September 21, 2009

Climate influence on morphological differentiation of humans


Anat Rec (Hoboken). 2009 Aug 28. [Epub ahead of print]

Climate Signatures in the Morphological Differentiation of Worldwide Modern Human Populations.

Hubbe M, Hanihara T, Harvati K.

The ability of cranial morphology to reflect population/phylogenetic history, and the degree to which it might be influenced by environmental factors and selection pressures have been widely discussed. Recent consensus views cranial morphology as largely indicative of population history in humans, with some anatomical cranial regions/measurements being more informative on population history, while others being under selection pressure. We test earlier findings using the largest and most diverse cranial dataset available as yet: 7,423 male specimens from 135 geographic human population samples represented by 33 standard craniometric linear measurements. We calculated Mahalanobis D(2) for three datasets: complete cranial dataset; facial measurement dataset; and neurocranial measurement dataset; these morphological distance matrices were then compared to matrices of geographic distances as well as of several climatic variables. Additionally, we calculated Fst values for our cranial measurements and compared the results to the expected Fst values for neutral genetic loci. Our findings support the hypothesis that cranial, and especially neurocranial morphology, is phylogenetically informative, and that aspects of the face and cranium are subject to selection related to climatic factors. The Fst analysis suggest that selection to climate is largely restricted to groups living in extremely cold environments, including Northeast Asia, North America, and Northern Europe, though each of these regions appears to have arrived at their morphology through distinct adaptive pathways.



Anonymous said...

I consider it more important for peoples living in very cold environments to adapt metabolically to the cold rather than their cranial morphology. Most peoples living in cold environments wear various head coverings to lessen the effects of the cold on their heads.

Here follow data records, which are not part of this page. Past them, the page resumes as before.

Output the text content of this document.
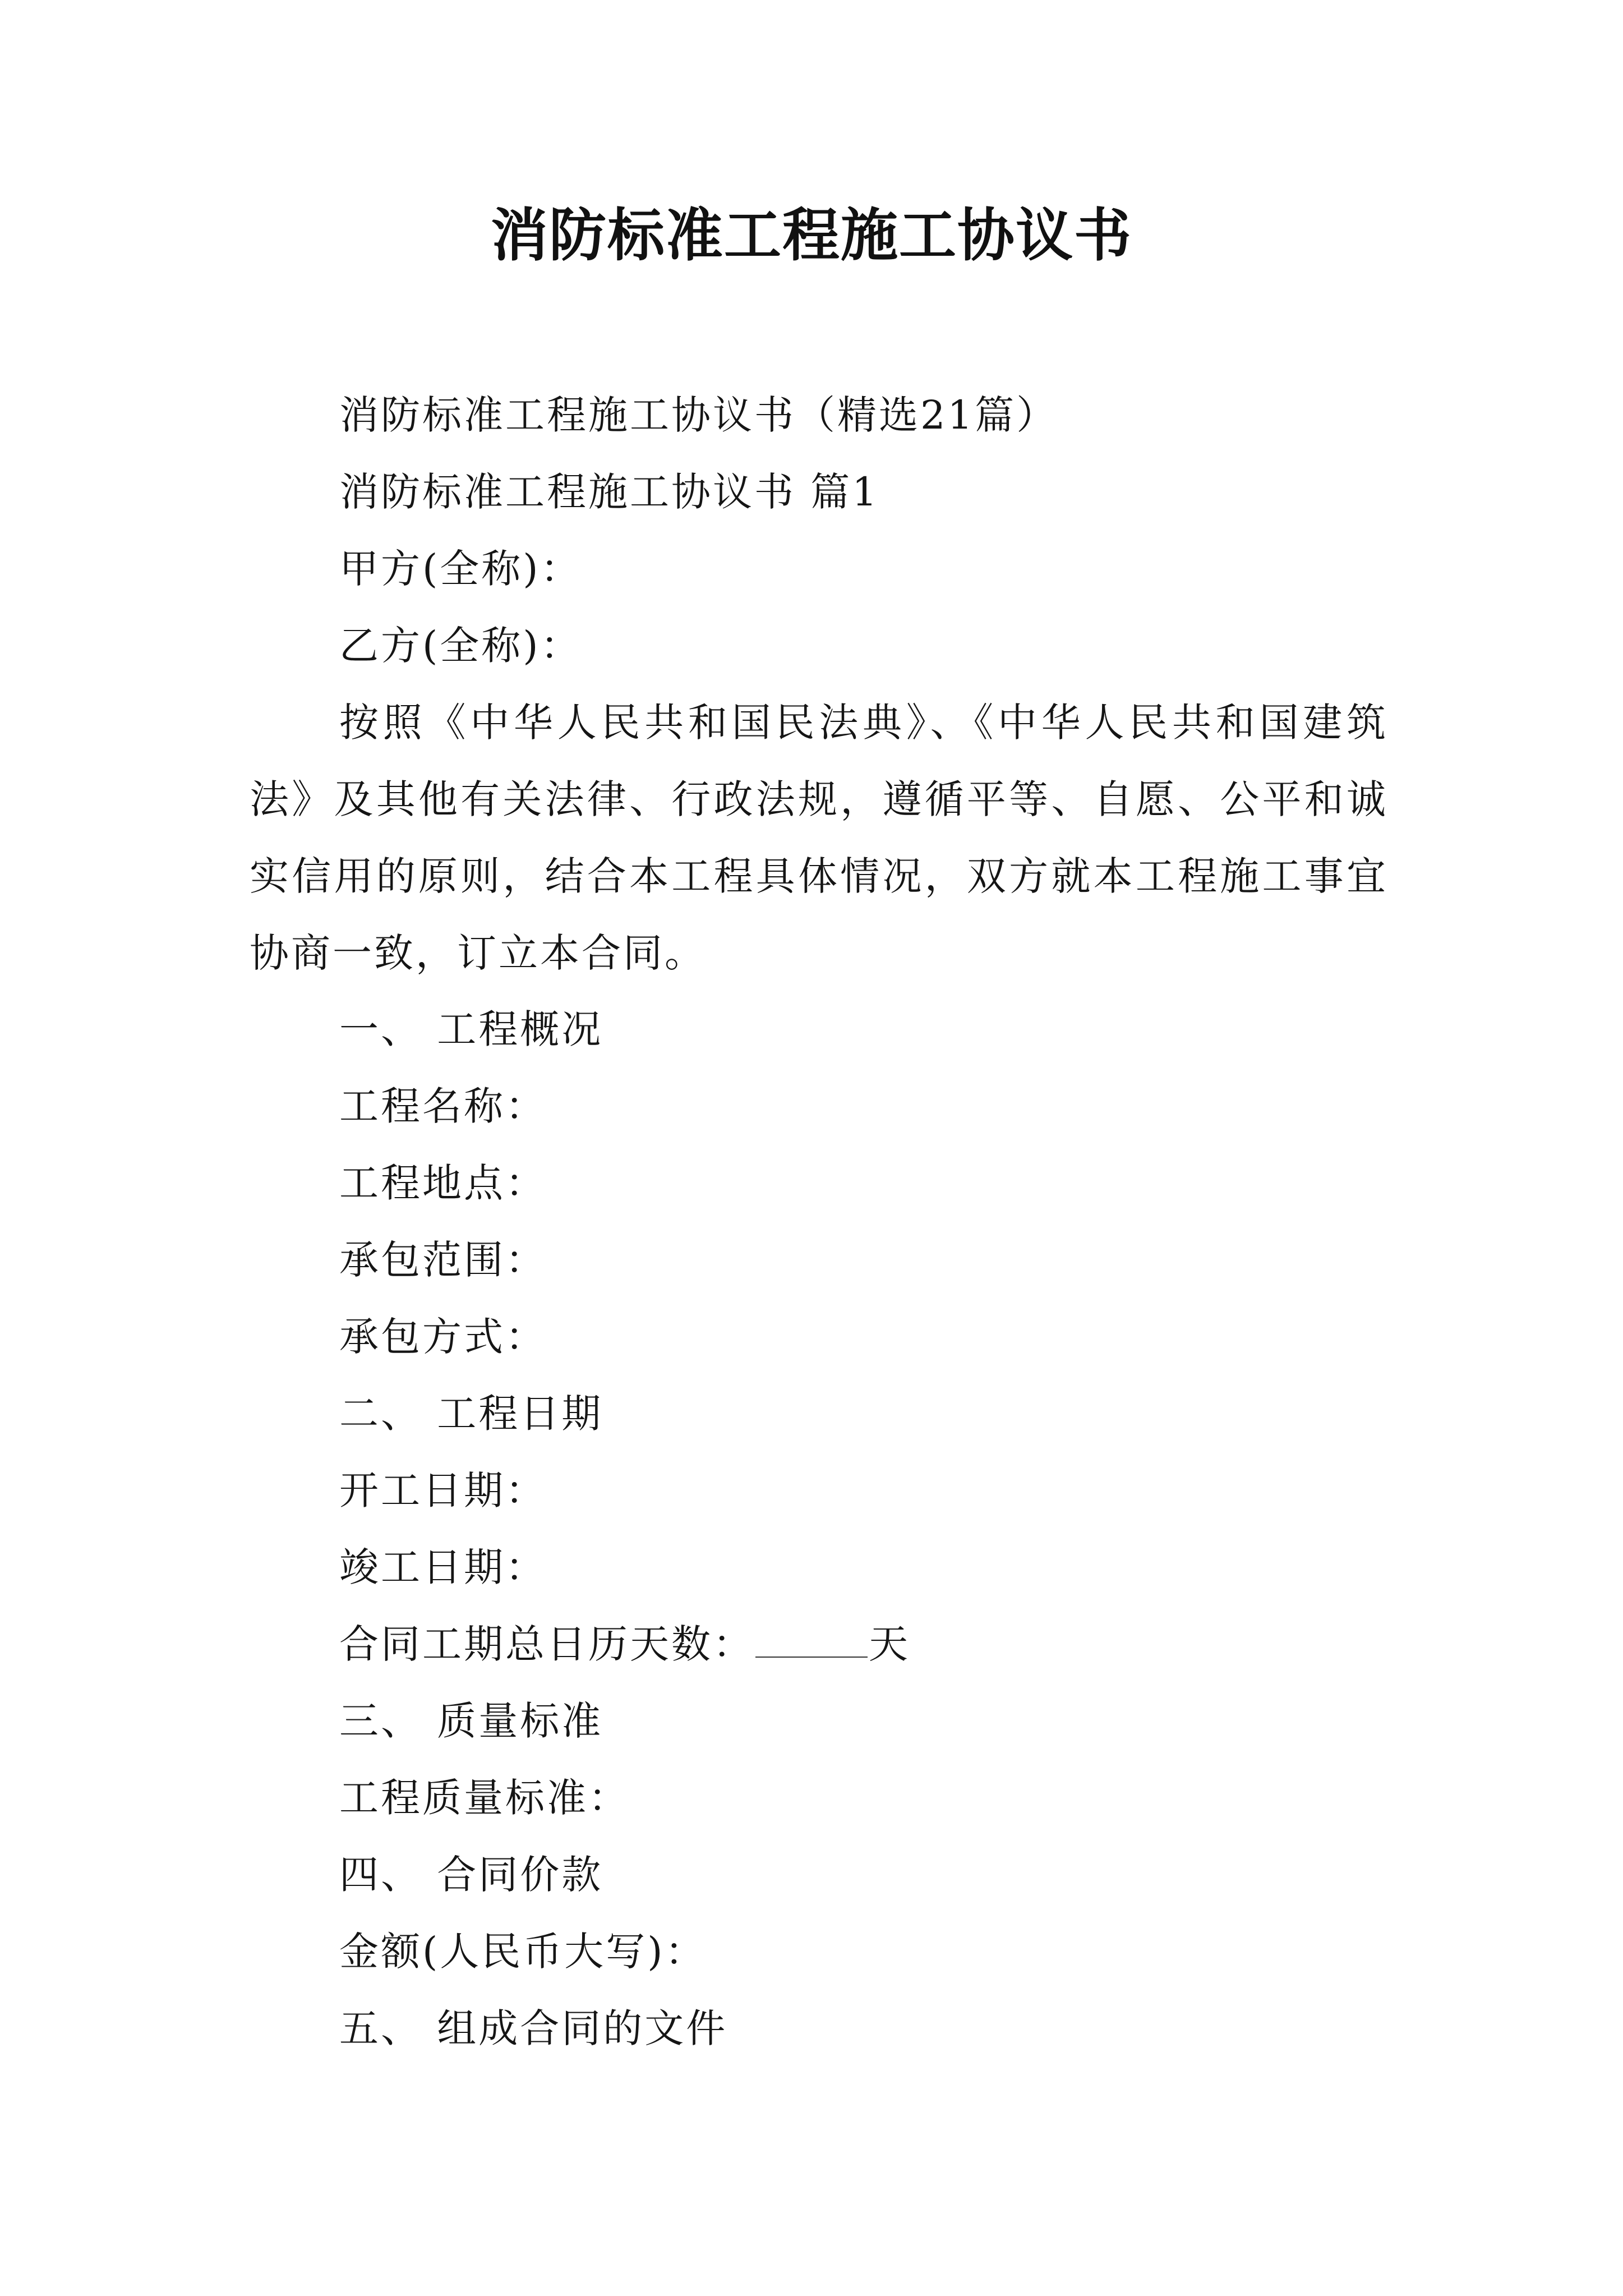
消防标准工程施工协议书
消防标准工程施工协议书（精选21篇）
消防标准工程施工协议书 篇1
甲方(全称)：
乙方(全称)：
按照《中华人民共和国民法典》、《中华人民共和国建筑法》及其他有关法律、行政法规，遵循平等、自愿、公平和诚实信用的原则，结合本工程具体情况，双方就本工程施工事宜协商一致，订立本合同。
一、 工程概况
工程名称：
工程地点：
承包范围：
承包方式：
二、 工程日期
开工日期：
竣工日期：
合同工期总日历天数：	天
三、 质量标准
工程质量标准：
四、 合同价款
金额(人民币大写)：
五、 组成合同的文件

Australians are mostly of Northern European origin, and many immigrants are also of Northern European origin yet they have poor adaptation to cold. Their bodies are still geared to living in tropical environments like most humans irregardless of their head morphology. Asian immigrants seem just as poor in their cold adaptations.

Gregory76 said...

The maps showing the distribution of most morphological features show that the distribution mostly corresponds the distribution we would expect given the climate and the kind of features that are selected for in that climate. This holds true even though other factors, such metabolism and clothing, are much more important.
There are exceptions, as among the leptomorphs of northern Europe and the Mongoloids and Amerinds in the tropics, and these then give us reason to postulate the existence of a migration of another climate, and we already have plenty of good reason for this in the latter two cases.